Saturday, April 22, 2017

Earth Day and the Incarnation

On this Saturday in the Octave of Easter, many people are also observing Earth Day. I like to think of this year's confluence as serendipitous. It reminds me that "God so loved the world that he gave his Only-Begotten Son" to bring about a new heavens and a new earth, a newness that leapt into infinity with the resurrection, but that began with the Incarnation, God becoming one with the works of his hands.
Years (maybe even decades) ago, I was leafing through my Dad's scrapbook. In between his photos from Army days in Germany and newspaper clippings of his speeches as President of the Holy Name Society (local and then national) was a tiny, deeply yellowed bit of newsprint. The headline read: Poetess Edna St Vincent Millay dies in New York. A short obituary followed. It was 1950. (I just looked that up.)

The only poem I ever remember Dad reciting from memory was Robert Frost's famous one about the two roads. Whatever had possessed that shy young JAG officer to save the death notice of this poet? I should have asked him while I could. I myself came across a single line of Millay's just recently that impressed me deeply. Maybe this is what impressed him, too. Maybe it have a similar effect on you.

The first line of God's World speaks to me of the Incarnation, of the sudden and unexpected arrival of Gabriel with a message from the Most High to his tiny earth.

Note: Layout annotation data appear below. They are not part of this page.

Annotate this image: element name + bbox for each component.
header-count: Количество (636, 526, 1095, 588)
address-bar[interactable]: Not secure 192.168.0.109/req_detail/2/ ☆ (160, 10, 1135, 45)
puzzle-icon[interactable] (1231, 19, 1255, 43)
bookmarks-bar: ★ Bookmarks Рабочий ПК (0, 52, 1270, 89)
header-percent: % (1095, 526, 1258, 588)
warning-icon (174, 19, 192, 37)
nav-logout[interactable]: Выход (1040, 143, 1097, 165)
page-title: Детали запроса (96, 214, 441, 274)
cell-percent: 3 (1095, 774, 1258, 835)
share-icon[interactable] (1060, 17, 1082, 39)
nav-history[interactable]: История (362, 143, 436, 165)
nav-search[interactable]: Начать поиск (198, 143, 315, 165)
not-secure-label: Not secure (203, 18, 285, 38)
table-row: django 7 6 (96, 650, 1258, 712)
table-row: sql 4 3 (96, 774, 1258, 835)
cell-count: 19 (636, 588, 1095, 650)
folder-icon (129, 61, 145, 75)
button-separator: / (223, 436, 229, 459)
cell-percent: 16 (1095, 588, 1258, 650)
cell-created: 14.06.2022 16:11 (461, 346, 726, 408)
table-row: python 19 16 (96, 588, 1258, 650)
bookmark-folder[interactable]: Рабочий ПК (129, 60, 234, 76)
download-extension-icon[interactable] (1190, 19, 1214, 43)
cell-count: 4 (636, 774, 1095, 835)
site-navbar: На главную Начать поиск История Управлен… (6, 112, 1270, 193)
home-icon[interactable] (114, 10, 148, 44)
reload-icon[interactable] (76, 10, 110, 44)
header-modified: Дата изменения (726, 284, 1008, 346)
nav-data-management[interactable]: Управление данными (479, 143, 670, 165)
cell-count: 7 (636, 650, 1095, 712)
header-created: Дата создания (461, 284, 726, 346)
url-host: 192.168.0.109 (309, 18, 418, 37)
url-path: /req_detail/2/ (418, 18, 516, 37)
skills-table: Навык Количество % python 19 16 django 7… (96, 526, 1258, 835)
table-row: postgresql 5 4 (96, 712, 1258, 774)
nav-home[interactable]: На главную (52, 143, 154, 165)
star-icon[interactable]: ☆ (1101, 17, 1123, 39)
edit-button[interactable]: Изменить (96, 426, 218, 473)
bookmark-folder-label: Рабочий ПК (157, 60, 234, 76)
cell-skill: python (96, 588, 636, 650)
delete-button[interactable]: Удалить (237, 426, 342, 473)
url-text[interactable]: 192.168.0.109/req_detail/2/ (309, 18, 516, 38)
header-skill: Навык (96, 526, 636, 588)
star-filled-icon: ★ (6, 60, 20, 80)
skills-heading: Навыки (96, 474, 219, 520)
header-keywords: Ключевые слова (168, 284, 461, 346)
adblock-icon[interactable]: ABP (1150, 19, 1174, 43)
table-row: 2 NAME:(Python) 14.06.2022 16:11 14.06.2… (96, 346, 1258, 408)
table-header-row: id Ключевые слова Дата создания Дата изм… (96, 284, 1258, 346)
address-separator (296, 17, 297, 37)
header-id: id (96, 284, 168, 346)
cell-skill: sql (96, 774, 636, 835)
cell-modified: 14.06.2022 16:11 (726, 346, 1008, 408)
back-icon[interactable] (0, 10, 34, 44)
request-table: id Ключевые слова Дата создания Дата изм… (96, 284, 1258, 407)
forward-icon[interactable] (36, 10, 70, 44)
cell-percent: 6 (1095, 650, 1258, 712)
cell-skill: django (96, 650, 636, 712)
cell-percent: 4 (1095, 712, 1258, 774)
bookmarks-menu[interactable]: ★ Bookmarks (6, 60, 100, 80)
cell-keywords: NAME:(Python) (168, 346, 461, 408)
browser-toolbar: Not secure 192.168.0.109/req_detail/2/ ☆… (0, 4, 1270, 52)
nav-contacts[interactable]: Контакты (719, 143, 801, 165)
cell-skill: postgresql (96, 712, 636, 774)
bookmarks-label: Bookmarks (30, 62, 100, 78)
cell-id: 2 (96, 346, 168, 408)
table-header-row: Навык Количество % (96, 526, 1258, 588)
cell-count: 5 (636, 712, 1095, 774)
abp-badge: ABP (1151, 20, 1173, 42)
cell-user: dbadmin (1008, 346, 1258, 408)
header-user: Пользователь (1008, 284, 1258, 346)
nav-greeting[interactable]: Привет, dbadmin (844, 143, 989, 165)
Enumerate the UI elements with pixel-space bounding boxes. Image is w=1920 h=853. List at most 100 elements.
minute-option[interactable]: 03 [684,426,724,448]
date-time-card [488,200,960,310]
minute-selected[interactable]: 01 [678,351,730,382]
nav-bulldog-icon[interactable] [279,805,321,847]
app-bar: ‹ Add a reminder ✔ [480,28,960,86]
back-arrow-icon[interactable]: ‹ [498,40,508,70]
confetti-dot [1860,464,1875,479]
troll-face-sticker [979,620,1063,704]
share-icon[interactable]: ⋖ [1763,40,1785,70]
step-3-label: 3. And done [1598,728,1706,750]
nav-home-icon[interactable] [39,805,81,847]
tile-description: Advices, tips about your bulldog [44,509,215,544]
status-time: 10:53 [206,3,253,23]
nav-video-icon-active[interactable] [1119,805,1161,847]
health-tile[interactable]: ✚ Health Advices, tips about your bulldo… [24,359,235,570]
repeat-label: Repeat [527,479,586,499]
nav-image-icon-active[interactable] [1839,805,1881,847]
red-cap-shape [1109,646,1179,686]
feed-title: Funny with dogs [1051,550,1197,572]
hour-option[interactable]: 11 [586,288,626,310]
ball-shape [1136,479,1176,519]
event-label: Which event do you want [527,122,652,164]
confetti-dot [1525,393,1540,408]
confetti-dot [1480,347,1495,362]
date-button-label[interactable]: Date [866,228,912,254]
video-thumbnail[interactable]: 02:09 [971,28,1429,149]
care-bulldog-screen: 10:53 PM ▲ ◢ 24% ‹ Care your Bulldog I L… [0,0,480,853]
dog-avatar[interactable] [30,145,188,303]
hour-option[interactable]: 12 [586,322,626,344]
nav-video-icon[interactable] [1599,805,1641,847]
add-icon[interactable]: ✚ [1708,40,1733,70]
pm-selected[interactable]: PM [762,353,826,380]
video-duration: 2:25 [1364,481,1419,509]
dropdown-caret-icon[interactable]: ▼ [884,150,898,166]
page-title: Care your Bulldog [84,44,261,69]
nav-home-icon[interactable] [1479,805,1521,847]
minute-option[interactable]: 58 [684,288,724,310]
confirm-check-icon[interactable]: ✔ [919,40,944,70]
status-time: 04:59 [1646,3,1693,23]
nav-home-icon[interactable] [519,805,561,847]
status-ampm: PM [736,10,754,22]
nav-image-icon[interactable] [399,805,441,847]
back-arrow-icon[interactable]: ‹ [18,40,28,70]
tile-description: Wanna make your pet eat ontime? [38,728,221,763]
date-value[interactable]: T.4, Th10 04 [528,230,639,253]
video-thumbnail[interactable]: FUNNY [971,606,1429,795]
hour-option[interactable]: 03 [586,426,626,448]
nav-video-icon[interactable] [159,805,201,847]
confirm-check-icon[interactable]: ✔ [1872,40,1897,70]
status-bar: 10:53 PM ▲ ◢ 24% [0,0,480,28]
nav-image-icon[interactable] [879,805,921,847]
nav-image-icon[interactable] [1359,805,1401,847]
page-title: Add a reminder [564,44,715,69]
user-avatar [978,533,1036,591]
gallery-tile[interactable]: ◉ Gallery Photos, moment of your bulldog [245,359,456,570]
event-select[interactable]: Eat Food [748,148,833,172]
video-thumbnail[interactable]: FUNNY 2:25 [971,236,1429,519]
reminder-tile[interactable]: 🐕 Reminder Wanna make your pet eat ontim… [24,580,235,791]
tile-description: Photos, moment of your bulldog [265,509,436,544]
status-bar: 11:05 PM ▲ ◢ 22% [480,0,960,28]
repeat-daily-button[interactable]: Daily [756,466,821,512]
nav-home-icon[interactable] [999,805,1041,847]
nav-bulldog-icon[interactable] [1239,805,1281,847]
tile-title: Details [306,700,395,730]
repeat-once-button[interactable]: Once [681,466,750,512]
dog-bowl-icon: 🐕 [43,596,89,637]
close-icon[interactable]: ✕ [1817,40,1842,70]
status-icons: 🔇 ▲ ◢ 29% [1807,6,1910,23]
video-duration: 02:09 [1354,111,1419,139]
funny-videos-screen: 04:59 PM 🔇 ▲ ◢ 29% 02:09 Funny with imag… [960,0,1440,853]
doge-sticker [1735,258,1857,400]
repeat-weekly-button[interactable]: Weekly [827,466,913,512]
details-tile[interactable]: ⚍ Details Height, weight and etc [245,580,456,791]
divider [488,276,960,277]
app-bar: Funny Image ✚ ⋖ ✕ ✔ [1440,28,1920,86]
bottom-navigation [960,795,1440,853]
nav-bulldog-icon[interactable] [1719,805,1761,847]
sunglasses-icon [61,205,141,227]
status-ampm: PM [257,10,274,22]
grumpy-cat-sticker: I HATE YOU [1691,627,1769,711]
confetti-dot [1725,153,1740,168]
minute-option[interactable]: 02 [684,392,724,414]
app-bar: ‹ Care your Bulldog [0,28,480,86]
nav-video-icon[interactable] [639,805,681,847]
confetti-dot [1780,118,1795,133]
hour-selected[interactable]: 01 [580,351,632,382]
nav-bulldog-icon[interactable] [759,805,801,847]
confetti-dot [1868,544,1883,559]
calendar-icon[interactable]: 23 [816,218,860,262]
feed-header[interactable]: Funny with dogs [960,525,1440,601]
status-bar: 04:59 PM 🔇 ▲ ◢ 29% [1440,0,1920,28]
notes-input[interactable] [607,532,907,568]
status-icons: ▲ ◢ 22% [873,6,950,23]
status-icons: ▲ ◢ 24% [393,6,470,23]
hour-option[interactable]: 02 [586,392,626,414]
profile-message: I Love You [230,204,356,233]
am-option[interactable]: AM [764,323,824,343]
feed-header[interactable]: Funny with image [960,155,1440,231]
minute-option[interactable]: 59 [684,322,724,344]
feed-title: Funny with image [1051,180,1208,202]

It couldn't be more fitting for Earth Day 2017. Here it is, courtesy of the Poetry Foundation:
God's World

Related Poem Content Details

O world, I cannot hold thee close enough! 
   Thy winds, thy wide grey skies! 
   Thy mists, that roll and rise! 
Thy woods, this autumn day, that ache and sag 
And all but cry with colour!   That gaunt crag 
To crush!   To lift the lean of that black bluff! 
World, World, I cannot get thee close enough! 

Long have I known a glory in it all, 
         But never knew I this; 
         Here such a passion is 
As stretcheth me apart,—Lord, I do fear 
Thou’st made the world too beautiful this year; 
My soul is all but out of me,—let fall 
No burning leaf; prithee, let no bird call.